Por Fabricio C. Boppré em 14/02/2014

Mixtape #114 by Fabricio C. Boppré on Grooveshark

A mixtape dessa semana traz um som do Grandaddy, banda que até pouco tempo atrás eu gostava, ou pelo menos achava que gostava. Na minha rede de lembranças e referências, eles estão umbilicalmente associados a uma época — fins dos anos 90, começo dos 2000 — que tem como uma de suas características definidoras principais o advento da internet como meio de difusão de música, como local onde pode-se adquirir (com suas limitações de formato digital, mas mesmo assim) qualquer coisa sem ter que pagar por isso.
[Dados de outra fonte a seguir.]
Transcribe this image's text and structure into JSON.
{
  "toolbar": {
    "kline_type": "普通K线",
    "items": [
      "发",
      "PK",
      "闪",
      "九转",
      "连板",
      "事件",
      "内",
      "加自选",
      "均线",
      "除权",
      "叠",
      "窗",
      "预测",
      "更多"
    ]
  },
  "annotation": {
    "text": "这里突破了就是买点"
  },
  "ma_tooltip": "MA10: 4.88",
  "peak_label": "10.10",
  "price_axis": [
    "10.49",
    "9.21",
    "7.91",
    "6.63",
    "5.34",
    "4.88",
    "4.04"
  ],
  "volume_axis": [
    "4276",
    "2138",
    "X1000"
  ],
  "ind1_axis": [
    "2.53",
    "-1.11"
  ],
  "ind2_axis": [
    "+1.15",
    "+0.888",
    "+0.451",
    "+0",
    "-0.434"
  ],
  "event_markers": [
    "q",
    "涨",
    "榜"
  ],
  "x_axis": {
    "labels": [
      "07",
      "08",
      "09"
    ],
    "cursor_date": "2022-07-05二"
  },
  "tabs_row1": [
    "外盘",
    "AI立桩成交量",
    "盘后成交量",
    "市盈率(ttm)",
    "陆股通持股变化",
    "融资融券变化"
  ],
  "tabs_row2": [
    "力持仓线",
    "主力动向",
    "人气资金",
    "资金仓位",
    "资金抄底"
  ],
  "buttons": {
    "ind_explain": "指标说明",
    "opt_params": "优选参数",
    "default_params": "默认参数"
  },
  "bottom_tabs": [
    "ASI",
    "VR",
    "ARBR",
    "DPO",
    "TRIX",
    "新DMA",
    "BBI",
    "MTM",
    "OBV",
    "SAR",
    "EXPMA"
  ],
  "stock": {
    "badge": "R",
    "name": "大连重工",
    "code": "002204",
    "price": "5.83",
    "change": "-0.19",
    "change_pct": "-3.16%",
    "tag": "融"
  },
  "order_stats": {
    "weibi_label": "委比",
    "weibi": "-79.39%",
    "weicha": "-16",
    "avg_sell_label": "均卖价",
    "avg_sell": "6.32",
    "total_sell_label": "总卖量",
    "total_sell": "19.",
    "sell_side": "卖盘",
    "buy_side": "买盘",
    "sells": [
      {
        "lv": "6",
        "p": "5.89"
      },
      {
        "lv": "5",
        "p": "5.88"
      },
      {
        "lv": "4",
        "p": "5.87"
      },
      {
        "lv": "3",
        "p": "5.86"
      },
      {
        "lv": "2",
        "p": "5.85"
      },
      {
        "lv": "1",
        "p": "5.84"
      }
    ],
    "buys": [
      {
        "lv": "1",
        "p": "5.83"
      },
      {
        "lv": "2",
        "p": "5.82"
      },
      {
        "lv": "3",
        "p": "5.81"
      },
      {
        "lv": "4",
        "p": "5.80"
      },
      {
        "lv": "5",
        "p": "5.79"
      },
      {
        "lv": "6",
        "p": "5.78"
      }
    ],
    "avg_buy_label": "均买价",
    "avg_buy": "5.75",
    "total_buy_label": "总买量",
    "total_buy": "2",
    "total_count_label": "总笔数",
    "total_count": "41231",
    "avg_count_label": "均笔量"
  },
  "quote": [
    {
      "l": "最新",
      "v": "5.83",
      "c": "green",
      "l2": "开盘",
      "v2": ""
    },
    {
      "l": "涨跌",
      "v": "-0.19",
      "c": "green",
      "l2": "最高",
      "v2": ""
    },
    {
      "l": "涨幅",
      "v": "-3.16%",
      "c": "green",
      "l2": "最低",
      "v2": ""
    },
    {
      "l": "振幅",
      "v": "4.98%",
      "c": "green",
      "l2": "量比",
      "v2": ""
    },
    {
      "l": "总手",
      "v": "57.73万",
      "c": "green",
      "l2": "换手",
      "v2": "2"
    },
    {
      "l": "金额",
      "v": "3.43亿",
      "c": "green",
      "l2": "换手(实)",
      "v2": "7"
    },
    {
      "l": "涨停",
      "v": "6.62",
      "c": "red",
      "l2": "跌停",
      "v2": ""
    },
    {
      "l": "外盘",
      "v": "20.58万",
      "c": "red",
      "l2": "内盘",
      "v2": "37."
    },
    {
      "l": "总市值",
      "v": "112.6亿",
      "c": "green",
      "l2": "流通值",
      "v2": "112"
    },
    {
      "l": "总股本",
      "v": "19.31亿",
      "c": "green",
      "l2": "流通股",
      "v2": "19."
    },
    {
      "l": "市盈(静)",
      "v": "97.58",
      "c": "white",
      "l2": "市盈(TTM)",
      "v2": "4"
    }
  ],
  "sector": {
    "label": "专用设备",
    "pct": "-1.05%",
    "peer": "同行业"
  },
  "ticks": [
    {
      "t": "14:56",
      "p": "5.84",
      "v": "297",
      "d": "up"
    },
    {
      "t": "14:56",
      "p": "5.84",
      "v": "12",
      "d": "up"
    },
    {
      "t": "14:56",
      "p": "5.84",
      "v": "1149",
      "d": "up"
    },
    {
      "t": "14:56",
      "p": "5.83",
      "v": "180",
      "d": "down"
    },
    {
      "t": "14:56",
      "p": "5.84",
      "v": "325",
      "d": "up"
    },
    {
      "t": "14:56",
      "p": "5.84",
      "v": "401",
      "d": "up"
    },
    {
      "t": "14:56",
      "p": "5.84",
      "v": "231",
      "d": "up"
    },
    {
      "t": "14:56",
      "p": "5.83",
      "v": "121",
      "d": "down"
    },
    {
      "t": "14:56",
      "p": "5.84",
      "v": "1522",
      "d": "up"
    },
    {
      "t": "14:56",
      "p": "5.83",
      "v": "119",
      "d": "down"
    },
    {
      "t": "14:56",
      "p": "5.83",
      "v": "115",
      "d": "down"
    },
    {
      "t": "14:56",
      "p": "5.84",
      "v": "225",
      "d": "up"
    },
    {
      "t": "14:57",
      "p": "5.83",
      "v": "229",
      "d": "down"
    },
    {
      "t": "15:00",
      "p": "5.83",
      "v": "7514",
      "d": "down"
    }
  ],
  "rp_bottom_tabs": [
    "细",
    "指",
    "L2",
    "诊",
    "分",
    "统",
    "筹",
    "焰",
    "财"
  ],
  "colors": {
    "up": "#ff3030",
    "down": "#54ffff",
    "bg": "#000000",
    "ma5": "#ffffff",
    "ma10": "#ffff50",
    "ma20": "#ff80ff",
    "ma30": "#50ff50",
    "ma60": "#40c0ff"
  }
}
Como efeito colateral dessa oferta infinita, me parece que uma certa euforia — particularmente intoxicante para quem havia acabado de passar por uma infância/adolescência de privações financeiras auto-inflingidas para que se pudesse sempre comprar discos — nos fez afrouxar um pouco o filtro de seleção e embaralhou um pouco o senso crítico, promovendo à condição de algo interessante uma porção de bandinha mediana por aí. Pra mim, essa conclusão tornou-se insofismável essa semana quando voltei a ouvir o Grandaddy depois de muitos anos sem fazê-lo (tenho todos os discos deles aqui em mp3, e até mesmo um CD, o Sumday) e ter me espantado ao perceber como é fraquinha a banda, um sonzinho totalmente desprovido de qualquer graça para mim, hoje. Meu gosto não mudou tanto assim de lá para cá, portanto, só posso atribuir essa diferença de opinião à questão tecnológica-cultural descrita acima. Se o Grandaddy não chega a ser ruim como o Strokes (minha opinião), certamente os mesmos motivos — a significância fundada sobre bases muitíssimo frágeis — explicam o fato de ambas não existirem mais hoje em dia e praticamente não terem deixado qualquer saudade.

(Mas é claro que não é absolutamente tudo ruim, e essa faixa que eu escalei na fitinha eu gosto.)

E pros meus cinco ou seis leitores, um aviso: saio para uma folguinha nas duas próximas semanas, e não sei se nessas duas próximas sextas conseguirei publicar mixtapes. Idéias certamente surgirão, só não tenho como prever a disponibilidade de internet. Portanto, se não rolar, não se desesperem, eu volto logo!

Categoria(s) associada(s): Mixtapes e streamings

Créditos da imagem: The Fiddler, de Marc Chagall.



1 comentário:

  • Vicente em 16/02/2014

    Bem comentada essa questão do alvoroço causado pelo full access que a internet proporcionou, refletido inclusive nos críticos que, assim como nós, se viram muito mais impulsionados a reverenciar do que a questionar o que girava naquele turbilhão.